FIFAワールドカップ2026を共催するメキシコのクラウディア・シェインバウム大統領が、W杯の観戦に訪れるファンを保護するため、約10万人の警備要員を配備する計画を発表した。6日、イギリスメディア『BBC』が報じた。


 メキシコでは先月22日に実施した軍事作戦により、麻薬組織ハリスコ新世代カルテル(CJNG)の首領ネメシオ・オセゲラ・セルバンテス(通称“エル・メンチョ”)が死亡。その報復行為としてカルテルによる道路封鎖や放火など混乱が生じている。W杯開催地の一つであるハリスコ州の州都グアダラハラでも暴動が発生するなど、開幕まで100日を切ったW杯への影響が懸念されている。

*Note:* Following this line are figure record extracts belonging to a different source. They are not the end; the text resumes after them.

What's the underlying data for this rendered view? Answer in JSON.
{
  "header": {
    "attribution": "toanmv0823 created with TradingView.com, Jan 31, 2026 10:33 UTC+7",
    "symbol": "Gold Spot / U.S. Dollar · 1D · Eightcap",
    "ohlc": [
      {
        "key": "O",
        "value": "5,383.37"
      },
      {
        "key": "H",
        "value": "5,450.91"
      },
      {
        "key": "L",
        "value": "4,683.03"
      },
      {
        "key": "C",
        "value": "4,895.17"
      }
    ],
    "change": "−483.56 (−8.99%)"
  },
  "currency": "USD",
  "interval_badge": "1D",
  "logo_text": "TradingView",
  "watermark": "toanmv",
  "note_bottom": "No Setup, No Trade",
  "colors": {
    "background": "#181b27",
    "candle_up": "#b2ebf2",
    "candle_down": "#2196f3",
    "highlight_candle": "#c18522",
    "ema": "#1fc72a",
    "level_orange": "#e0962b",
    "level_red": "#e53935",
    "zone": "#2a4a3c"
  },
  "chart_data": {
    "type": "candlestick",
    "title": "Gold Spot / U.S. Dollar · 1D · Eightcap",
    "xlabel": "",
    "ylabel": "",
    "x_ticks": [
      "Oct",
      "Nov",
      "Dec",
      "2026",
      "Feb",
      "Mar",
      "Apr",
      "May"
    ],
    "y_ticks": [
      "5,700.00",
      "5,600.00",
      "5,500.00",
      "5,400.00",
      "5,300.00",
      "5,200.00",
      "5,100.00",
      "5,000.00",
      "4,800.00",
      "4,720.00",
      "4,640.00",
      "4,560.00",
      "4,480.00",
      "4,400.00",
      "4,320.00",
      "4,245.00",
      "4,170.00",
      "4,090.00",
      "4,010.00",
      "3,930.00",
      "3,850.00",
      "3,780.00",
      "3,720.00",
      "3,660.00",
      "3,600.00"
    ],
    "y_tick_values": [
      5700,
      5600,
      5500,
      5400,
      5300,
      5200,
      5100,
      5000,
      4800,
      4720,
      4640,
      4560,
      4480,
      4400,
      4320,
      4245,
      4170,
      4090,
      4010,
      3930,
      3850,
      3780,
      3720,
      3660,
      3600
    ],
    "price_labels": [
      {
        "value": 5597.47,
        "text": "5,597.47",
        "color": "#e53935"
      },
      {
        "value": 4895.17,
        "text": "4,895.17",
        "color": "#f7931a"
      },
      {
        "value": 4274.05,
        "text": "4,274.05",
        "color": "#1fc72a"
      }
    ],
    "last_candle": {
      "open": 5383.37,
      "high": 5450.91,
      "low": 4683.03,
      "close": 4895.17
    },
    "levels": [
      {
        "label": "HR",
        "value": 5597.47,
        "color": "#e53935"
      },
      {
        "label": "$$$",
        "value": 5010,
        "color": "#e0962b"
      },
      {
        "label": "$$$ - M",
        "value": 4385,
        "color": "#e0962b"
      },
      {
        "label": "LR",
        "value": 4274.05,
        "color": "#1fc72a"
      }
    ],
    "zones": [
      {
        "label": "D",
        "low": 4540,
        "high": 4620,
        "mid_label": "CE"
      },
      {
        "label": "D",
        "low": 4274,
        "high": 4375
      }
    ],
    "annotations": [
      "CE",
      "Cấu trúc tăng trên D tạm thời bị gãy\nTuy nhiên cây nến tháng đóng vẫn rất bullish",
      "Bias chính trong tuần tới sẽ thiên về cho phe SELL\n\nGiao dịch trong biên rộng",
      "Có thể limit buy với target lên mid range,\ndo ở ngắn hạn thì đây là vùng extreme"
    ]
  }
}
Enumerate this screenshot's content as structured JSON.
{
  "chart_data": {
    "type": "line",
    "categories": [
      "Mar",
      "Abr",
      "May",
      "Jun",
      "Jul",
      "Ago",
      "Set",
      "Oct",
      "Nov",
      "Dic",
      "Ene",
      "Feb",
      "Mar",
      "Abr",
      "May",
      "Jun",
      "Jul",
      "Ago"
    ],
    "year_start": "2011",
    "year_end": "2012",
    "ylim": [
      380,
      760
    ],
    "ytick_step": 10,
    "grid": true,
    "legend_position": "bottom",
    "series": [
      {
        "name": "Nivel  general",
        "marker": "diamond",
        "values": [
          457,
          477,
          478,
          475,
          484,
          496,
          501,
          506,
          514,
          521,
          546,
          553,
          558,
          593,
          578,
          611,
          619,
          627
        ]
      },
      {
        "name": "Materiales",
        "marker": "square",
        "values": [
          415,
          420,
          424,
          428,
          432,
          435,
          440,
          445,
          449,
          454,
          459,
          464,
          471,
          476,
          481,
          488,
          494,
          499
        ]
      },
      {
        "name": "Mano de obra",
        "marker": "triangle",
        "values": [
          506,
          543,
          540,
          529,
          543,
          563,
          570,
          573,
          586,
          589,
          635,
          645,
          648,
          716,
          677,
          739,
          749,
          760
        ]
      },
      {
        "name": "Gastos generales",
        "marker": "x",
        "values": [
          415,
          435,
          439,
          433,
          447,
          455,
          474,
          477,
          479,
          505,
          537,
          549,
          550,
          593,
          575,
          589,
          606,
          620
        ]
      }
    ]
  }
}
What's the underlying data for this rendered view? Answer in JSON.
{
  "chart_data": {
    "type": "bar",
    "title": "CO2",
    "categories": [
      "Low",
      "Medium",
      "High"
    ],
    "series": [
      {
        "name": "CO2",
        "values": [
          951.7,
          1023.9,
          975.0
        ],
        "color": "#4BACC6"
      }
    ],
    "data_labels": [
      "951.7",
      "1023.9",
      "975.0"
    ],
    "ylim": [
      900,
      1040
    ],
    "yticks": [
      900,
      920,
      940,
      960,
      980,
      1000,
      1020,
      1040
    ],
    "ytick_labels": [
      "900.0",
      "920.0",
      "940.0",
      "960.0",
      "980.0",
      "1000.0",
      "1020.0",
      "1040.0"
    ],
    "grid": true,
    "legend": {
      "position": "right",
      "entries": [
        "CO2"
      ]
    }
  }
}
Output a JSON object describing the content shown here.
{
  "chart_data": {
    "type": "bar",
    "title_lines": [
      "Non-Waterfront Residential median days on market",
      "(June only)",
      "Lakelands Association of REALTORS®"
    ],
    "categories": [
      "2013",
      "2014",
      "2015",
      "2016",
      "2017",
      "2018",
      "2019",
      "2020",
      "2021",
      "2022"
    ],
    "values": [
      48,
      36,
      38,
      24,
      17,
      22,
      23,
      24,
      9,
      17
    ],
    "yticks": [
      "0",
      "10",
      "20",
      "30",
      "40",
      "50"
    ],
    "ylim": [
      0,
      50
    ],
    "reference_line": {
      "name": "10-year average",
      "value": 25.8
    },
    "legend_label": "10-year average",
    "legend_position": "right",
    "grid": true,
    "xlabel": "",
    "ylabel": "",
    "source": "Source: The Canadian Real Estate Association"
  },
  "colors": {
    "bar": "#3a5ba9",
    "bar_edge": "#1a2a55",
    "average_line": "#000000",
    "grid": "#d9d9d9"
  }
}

 シェインバウム大統領が発表した“W杯の安全な開催を確保する計画”によると、軍人2万人と警察官5万5000人に加えて民間警備会社の手も借りて、延べ「9万9000人強」を動員して、開催都市とその周辺の観光地をカバーする。軍用・民間車両約2500台、航空機24機、対ドローンシステム、爆発物・薬物探知犬も投入される。

 国際サッカー連盟(FIFA)のジャンニ・インファンティーノ会長は、メキシコが依然としてW杯開催を成功させられることについて、「不安はまったくない」とコメントしている。

 グアダラハラでは韓国代表の初戦や、スペインvsウルグアイなどの試合が予定されている。